Im Verhältnis zwischen den Frauen und der Kirche läßt sich, wenn nicht ein Streit, so doch eine Ambivalenz feststellen. Einerseits unterstützt die Kirche die Frauen, anderseits blockiert sie sie. Für die menschliche Würde der Frauen ist die Kirche eine Hilfe. "Die weibliche Menschheit", um einen schönen Ausdruck von Johannes Paul II. zu gebrauchen, soll mit der männlichen Menschheit völlig gleichberechtigt sein. Jedesmal wenn die Rechte der Frau angetastet werden, wie jetzt in Afghanistan, protestiert die Kirche. Sie brandmarkt die Diskriminierungen aufgrund des Geschlechts (aber auch aufgrund der Rasse oder der Hautfarbe) als Mißachtung des göttlichen Planes. In der Geschichte war sie es, die die Gültigkeit der Ehe vom Einverständnis der Eheleute, also der Frauen, abhängig machte, so daß diese nicht mehr einfach dem Gutdünken der Väter ausgeliefert waren. An der Frauen-Konferenz von Peking ging die Kirche noch weiter und drückte ihr Bedauern aus wegen der Erniedrigung und Versklavung der Frauen, für die sie auch verantwortlich sei, und gab zu, daß noch immer Gewalt angewendet werde gegen die Frauen. Sie erklärt, daß Mann und Frau mit der gleichen Verantwortung an der Geschichte bauen sollten (Brief Johannes Paul II. an die Frauen, Juni 1995).

Gleichzeitig blockiert die Kirche die Frauen, indem sie von ihnen ein traditionelles Bild und einen altherkömmlichen Status weitervermittelt. Das von der Kirche geförderte, ja verklärte Bild der Frau ist jenes der hingebungsvollen Mutter, die sich so gut aufopfern kann. Als Mutter erlangt sie erst die weibliche Vollkommenheit. Sogar die Figur der Jungfrau entgeht nicht der - geistlichen - Mutterschaft. Die Frauen werden durch ihre Sexualität identifiziert, die Weiblichkeit wurde mit Geschlechtlichkeit gleichgesetzt. Nur durch die Mutterschaft kann diese beunruhigende Sexualität sublimiert werden. Die Rolle der Frauen beschränkt sich aber - besonders heutzutage - nicht bloß auf die Mutterschaft.
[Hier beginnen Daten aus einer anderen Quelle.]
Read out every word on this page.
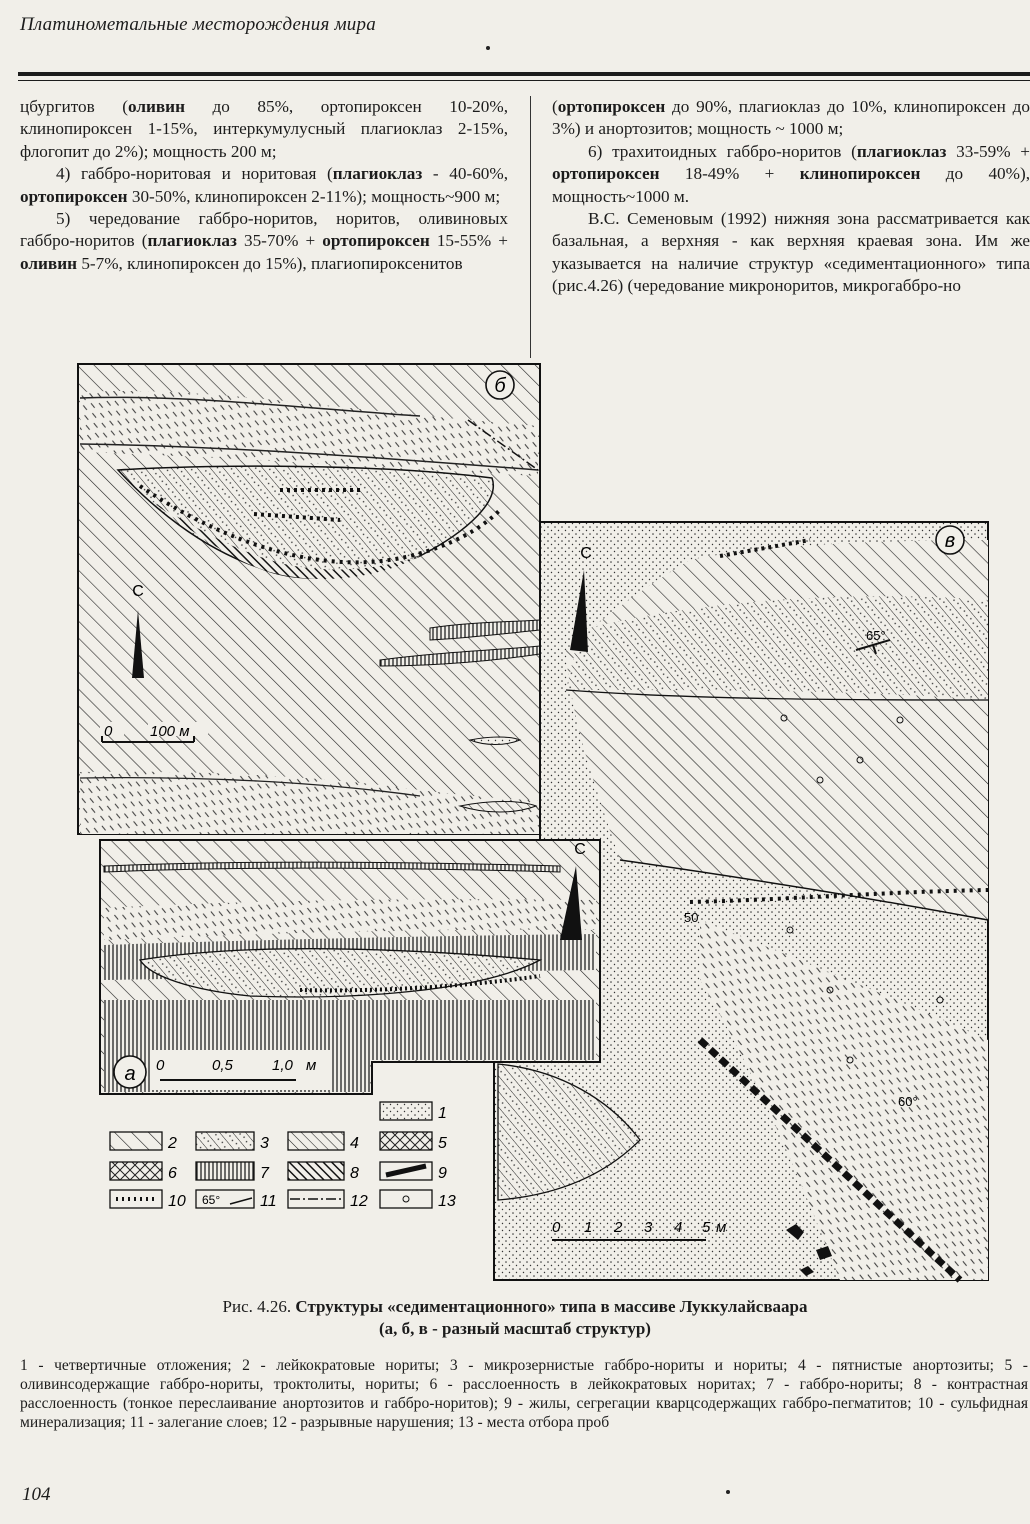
Платинометальные месторождения мира

цбургитов (оливин до 85%, ортопироксен 10-20%, клинопироксен 1-15%, интеркумулусный плагиоклаз 2-15%, флогопит до 2%); мощность 200 м;

4) габбро-норитовая и норитовая (плагиоклаз - 40-60%, ортопироксен 30-50%, клинопироксен 2-11%); мощность~900 м;

5) чередование габбро-норитов, норитов, оливиновых габбро-норитов (плагиоклаз 35-70% + ортопироксен 15-55% + оливин 5-7%, клинопироксен до 15%), плагиопироксенитов

(ортопироксен до 90%, плагиоклаз до 10%, клинопироксен до 3%) и анортозитов; мощность ~ 1000 м;

6) трахитоидных габбро-норитов (плагиоклаз 33-59% + ортопироксен 18-49% + клинопироксен до 40%), мощность~1000 м.

В.С. Семеновым (1992) нижняя зона рассматривается как базальная, а верхняя - как верхняя краевая зона. Им же указывается на наличие структур «седиментационного» типа (рис.4.26) (чередование микроноритов, микрогаббро-но

б
С
0	100 м
в
С
65°
50
60°
0 1 2 3 4 5 м
С
а 0	0,5	1,0 м
1
2	3	4	5
6	7	8	9
10 65° 11	12	13
Рис. 4.26. Структуры «седиментационного» типа в массиве Луккулайсваара
(а, б, в - разный масштаб структур)

1 - четвертичные отложения; 2 - лейкократовые нориты; 3 - микрозернистые габбро-нориты и нориты; 4 - пятнистые анортозиты; 5 - оливинсодержащие габбро-нориты, троктолиты, нориты; 6 - расслоенность в лейкократовых норитах; 7 - габбро-нориты; 8 - контрастная расслоенность (тонкое переслаивание анортозитов и габбро-норитов); 9 - жилы, сегрегации кварцсодержащих габбро-пегматитов; 10 - сульфидная минерализация; 11 - залегание слоев; 12 - разрывные нарушения; 13 - места отбора проб

104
Viele andere Tätigkeitsfelder stehen ihnen offen, besonders in der Berufsarbeit, und durch die Kontrolle ihrer Fruchtbarkeit und die größere Lebenserwartung können sie viele Aufgaben wahrnehmen und sich durch sie verwirklichen. Innerhalb ihrer Strukturen bietet die Kirche den Frauen nicht die gleichen Möglichkeiten wie den Männern. Da sie nicht zu Priesterinnen geweiht werden können - die Kirche verbindet das Priestertum mit einer einzigartigen Berufung -, bleiben die Frauen aus den Entscheidungsgremien ausgeschlossen.

Daraus ergeben sich zwei Folgen. Erstens bleiben die Frauen in untergeordneten Positionen, trotz der Verantwortung, die sie übernehmen, und obwohl sie es sind, die vor allem in Dienst der Kirche stehen. Anderseits straft die Kirche durch diese Diskriminierung ihre wohlklingenden Prinzipien Lügen.

Wie lange wird sie diese paradoxe und riskante Haltung den Frauen gegenüber noch einnehmen können?